Peroxisome proliferator-activated receptor δ (PPARδ) activation protects H9c2 cardiomyoblasts from oxidative stress-induced apoptosis

Objective: Activation of peroxisome proliferator-activated receptor α (PPARα) and PPARγ plays beneficial roles in cardiovascular disorders such as atherosclerosis and heart reperfusion. Although PPARα and γ have been documented to reduce oxidative stress in the vasculature and the heart, the role of PPARδ remains poorly studied. Methods and results: We focused on PPARδ function in the regulation of oxidative stress-induced apoptosis in the rat cardiomyoblast cell line H9c2. Using semi-quantitative reverse transcriptase-polymerase chain reaction (RT-PCR), we showed that PPARδ is the predominantly expressed isotype whereas PPARα was weakly detected. By performing cell viability assays, we also showed that the selective PPARδ agonist GW501516 protected cells from H2O2-induced cell death.
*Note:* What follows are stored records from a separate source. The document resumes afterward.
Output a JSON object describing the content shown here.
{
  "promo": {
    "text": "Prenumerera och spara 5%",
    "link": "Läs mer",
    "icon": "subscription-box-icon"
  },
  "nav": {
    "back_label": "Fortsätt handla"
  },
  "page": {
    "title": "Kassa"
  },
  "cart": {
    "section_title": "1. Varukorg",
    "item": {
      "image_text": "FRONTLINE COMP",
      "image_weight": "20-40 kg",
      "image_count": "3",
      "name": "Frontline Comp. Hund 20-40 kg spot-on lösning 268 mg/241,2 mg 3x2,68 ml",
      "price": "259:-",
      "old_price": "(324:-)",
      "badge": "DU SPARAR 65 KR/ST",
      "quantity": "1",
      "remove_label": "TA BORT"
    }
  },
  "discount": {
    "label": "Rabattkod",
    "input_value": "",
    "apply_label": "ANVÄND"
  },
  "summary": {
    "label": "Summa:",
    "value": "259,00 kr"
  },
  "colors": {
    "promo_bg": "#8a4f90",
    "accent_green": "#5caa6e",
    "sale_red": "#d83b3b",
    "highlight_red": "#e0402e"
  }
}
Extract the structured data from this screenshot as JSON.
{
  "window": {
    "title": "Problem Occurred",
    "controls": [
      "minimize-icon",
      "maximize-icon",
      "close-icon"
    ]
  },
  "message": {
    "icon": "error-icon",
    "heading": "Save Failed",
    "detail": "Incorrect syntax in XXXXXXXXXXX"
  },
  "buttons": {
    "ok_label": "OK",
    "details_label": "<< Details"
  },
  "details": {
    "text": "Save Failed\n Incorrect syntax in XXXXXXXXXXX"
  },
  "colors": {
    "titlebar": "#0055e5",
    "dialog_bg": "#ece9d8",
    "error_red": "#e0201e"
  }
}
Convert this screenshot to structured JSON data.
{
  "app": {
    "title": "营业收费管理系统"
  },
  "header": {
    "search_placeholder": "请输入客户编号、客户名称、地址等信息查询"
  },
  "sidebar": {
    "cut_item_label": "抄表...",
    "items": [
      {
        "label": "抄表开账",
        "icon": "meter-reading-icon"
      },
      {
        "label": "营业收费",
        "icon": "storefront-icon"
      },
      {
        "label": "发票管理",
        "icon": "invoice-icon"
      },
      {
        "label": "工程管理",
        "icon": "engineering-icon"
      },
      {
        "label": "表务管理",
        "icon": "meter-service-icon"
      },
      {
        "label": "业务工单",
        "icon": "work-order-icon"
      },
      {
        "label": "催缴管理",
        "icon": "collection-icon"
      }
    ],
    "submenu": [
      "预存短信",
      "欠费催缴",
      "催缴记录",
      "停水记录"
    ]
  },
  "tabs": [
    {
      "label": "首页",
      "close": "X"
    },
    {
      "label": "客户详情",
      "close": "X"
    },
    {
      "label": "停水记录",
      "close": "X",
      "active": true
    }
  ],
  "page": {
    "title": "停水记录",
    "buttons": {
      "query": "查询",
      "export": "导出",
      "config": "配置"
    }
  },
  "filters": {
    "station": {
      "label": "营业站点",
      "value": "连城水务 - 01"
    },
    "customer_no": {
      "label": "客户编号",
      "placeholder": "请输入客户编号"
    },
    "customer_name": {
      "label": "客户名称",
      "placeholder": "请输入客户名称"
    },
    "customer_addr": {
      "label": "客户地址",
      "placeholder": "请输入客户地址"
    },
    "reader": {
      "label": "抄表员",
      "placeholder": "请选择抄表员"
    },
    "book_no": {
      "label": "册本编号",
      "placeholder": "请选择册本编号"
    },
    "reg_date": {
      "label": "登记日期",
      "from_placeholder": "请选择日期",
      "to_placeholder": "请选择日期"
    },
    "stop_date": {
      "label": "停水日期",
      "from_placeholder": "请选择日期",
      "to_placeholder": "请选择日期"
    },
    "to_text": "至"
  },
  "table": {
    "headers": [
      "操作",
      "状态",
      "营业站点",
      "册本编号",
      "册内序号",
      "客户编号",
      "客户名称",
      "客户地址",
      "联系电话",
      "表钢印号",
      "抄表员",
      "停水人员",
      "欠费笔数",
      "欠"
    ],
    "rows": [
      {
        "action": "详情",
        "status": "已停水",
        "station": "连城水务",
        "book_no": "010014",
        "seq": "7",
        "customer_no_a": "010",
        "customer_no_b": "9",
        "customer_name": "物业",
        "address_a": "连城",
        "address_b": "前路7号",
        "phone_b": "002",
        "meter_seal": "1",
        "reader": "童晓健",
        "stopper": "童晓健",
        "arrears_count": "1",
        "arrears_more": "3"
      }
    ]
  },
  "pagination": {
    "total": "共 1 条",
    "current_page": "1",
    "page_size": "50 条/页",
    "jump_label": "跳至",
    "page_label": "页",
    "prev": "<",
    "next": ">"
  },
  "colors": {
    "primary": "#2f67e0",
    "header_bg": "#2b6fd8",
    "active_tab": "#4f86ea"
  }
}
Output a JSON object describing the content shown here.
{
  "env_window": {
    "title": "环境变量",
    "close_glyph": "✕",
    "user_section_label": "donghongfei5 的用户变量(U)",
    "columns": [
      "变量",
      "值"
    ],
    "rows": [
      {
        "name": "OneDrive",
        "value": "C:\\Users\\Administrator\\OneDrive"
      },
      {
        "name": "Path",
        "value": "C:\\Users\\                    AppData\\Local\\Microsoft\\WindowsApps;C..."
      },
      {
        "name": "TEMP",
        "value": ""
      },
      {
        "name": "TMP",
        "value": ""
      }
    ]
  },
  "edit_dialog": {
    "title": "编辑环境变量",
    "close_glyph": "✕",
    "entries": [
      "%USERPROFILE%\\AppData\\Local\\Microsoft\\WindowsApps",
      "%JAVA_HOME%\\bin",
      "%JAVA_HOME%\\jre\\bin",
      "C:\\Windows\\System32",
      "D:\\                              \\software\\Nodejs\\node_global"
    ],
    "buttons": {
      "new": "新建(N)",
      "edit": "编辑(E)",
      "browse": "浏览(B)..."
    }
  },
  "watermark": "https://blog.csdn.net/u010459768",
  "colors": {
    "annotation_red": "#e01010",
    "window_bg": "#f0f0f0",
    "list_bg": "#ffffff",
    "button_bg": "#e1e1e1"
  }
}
The protective effect of GW501516 was due to an inhibition of H2O2-triggered apoptosis as shown by annexin-V labeling, DNA fragmentation analysis, and caspase-3 activity measurement. We demonstrated by transient transfection of a dominant negative mutant of PPARδ that the protection induced by GW501516 was totally dependent on PPARδ. Semi-quantitative RT-PCR and Western blotting analysis demonstrated that GW501516 treatment upregulated catalase. Moreover, forced overexpression of catalase inhibited H2O2-triggered apoptosis, as evidenced by annexin-V labeling. Conclusion: Taken together, our results account for an important role of PPARδ in inhibiting the onset of oxidative stress-induced apoptosis in H9c2 cells. PPARδ appears to be a new therapeutic target for the regulation of heart reperfusion-associated oxidative stress and stimulation of enzymatic antioxidative defences.